I have been writing poetry since before I even knew what it was or what it meant. It is something that has always come naturally to me, something that has always been important to me, and something I’ve never really known how to stop doing. However, something that was new to me when I began taking college workshops was the concept of revision. In my high school creative writing classes, the concept was certainly introduced, but after submitting our work, we got our assignments back, got the grade, and never had to revise. Revision was entirely left in our hands. And quite honestly, it was something that I never did. I felt that once my piece was written, with the exception of an occasional word change or line break change, it was usually complete.

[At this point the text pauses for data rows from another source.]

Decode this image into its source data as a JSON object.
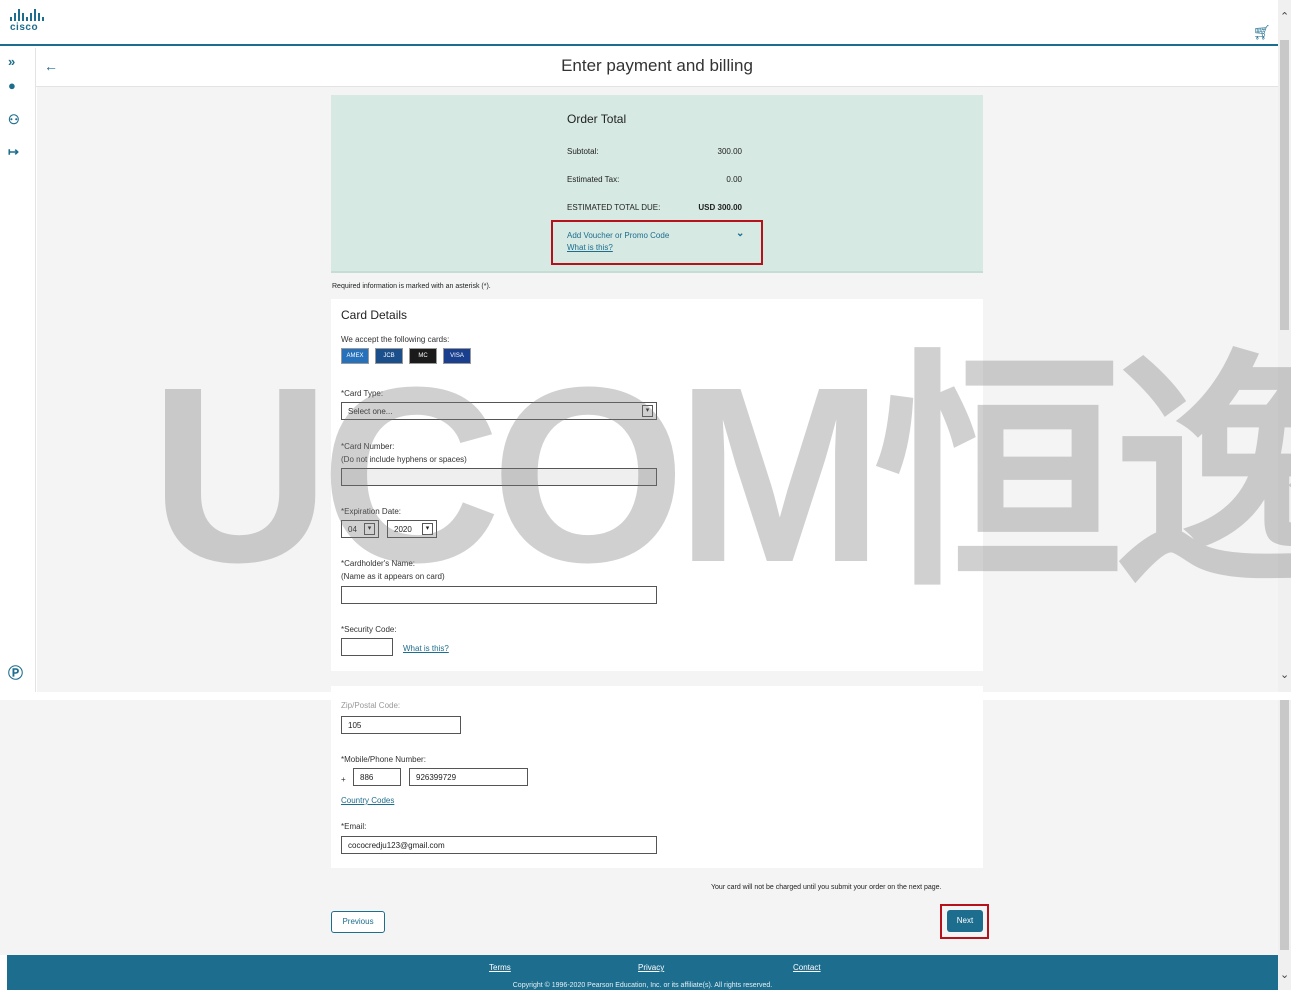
{
  "brand": {
    "logo_text": "cisco"
  },
  "page": {
    "title": "Enter payment and billing"
  },
  "order": {
    "title": "Order Total",
    "subtotal_label": "Subtotal:",
    "subtotal_value": "300.00",
    "tax_label": "Estimated Tax:",
    "tax_value": "0.00",
    "total_label": "ESTIMATED TOTAL DUE:",
    "total_value": "USD 300.00",
    "voucher_label": "Add Voucher or Promo Code",
    "voucher_help": "What is this?"
  },
  "required_note": "Required information is marked with an asterisk (*).",
  "card": {
    "heading": "Card Details",
    "accept_label": "We accept the following cards:",
    "card_logos": [
      "AMEX",
      "JCB",
      "MC",
      "VISA"
    ],
    "card_type_label": "*Card Type:",
    "card_type_value": "Select one...",
    "card_number_label": "*Card Number:",
    "card_number_hint": "(Do not include hyphens or spaces)",
    "expiration_label": "*Expiration Date:",
    "exp_month": "04",
    "exp_year": "2020",
    "holder_label": "*Cardholder's Name:",
    "holder_hint": "(Name as it appears on card)",
    "security_label": "*Security Code:",
    "security_help": "What is this?"
  },
  "address": {
    "zip_label": "Zip/Postal Code:",
    "zip_value": "105",
    "phone_label": "*Mobile/Phone Number:",
    "phone_plus": "+",
    "phone_country": "886",
    "phone_number": "926399729",
    "country_codes_link": "Country Codes",
    "email_label": "*Email:",
    "email_value": "cococredju123@gmail.com"
  },
  "charge_note": "Your card will not be charged until you submit your order on the next page.",
  "buttons": {
    "previous": "Previous",
    "next": "Next"
  },
  "footer": {
    "terms": "Terms",
    "privacy": "Privacy",
    "contact": "Contact",
    "copyright": "Copyright © 1996-2020 Pearson Education, Inc. or its affiliate(s). All rights reserved."
  },
  "watermark": "UCOM恒逸",
  "colors": {
    "brand": "#1d6d8e",
    "order_bg": "#d6e9e3",
    "highlight": "#b5121b"
  }
}
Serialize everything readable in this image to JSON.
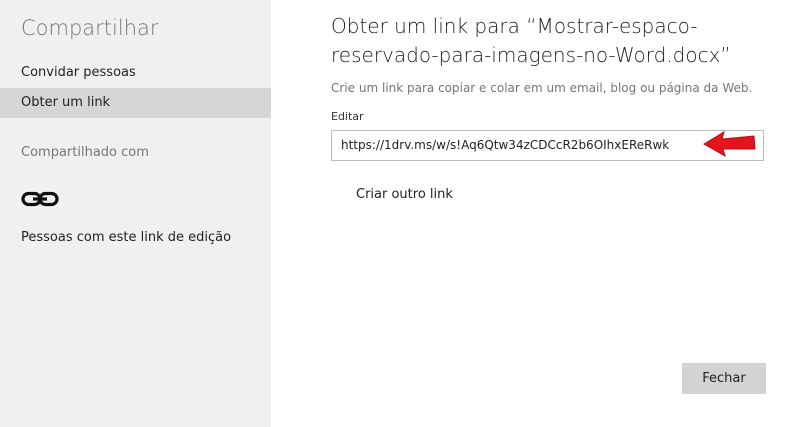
{
  "sidebar": {
    "title": "Compartilhar",
    "items": [
      {
        "label": "Convidar pessoas",
        "selected": false
      },
      {
        "label": "Obter um link",
        "selected": true
      }
    ],
    "shared_with_label": "Compartilhado com",
    "people_link_icon": "link-icon",
    "people_label": "Pessoas com este link de edição"
  },
  "main": {
    "title": "Obter um link para “Mostrar-espaco-reservado-para-imagens-no-Word.docx”",
    "description": "Crie um link para copiar e colar em um email, blog ou página da Web.",
    "edit_label": "Editar",
    "link_value": "https://1drv.ms/w/s!Aq6Qtw34zCDCcR2b6OIhxEReRwk",
    "another_link_label": "Criar outro link",
    "close_label": "Fechar"
  },
  "colors": {
    "sidebar_bg": "#f0f0f0",
    "selected_bg": "#d6d6d6",
    "arrow": "#e3141b",
    "button_bg": "#d3d3d3"
  }
}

When I got to Geneseo, my 201 workshop introduced me to the idea that revision was absolutely necessary in order to make the piece as effective as possible. After all, what is the purpose of a workshop if not to revise a piece and utilize the feedback being provided by other writers? We were not only introduced to the importance of the revision process, but also required to submit a revised version of our original workshop piece for a second “revision workshop”. When I revised this piece, I no longer felt like it was my own. I felt as though I took far too many suggestions, I drastically changed the structure and lots of other aspects of the poem until it no longer felt like my poem at all. This was no one’s fault but my own: but it made me even more afraid of revision than I had ever been. How to reconcile my preconceived idea that a poem was done once it was complete with the concept of workshop, something I’d be participating in for the next four years of my college education and my Creative Writing degree?
When I sat down with Lytton in office hours, my first question was how to begin reconciling this struggle of mine. This is my third semester at Geneseo, my second as a Creative Writing major. It’s my second time taking poetry, and for some reason, now more than ever, the feedback I am receiving is overwhelming me. My conversation during office hours reminded me of something important: everyone’s process is different, and also everyone’s process is valid. The idea that I have of my first thought being the most honest and real version of what I’m trying to say is valid, and revision isn’t about pleasing readers or changing your work to the point where it doesn’t feel like yours anymore. It’s about clarifying, using words that may make the piece make more sense, may remove readings from the room that you’re not okay with people having, and most of all, allow the poem to live up to its full potential.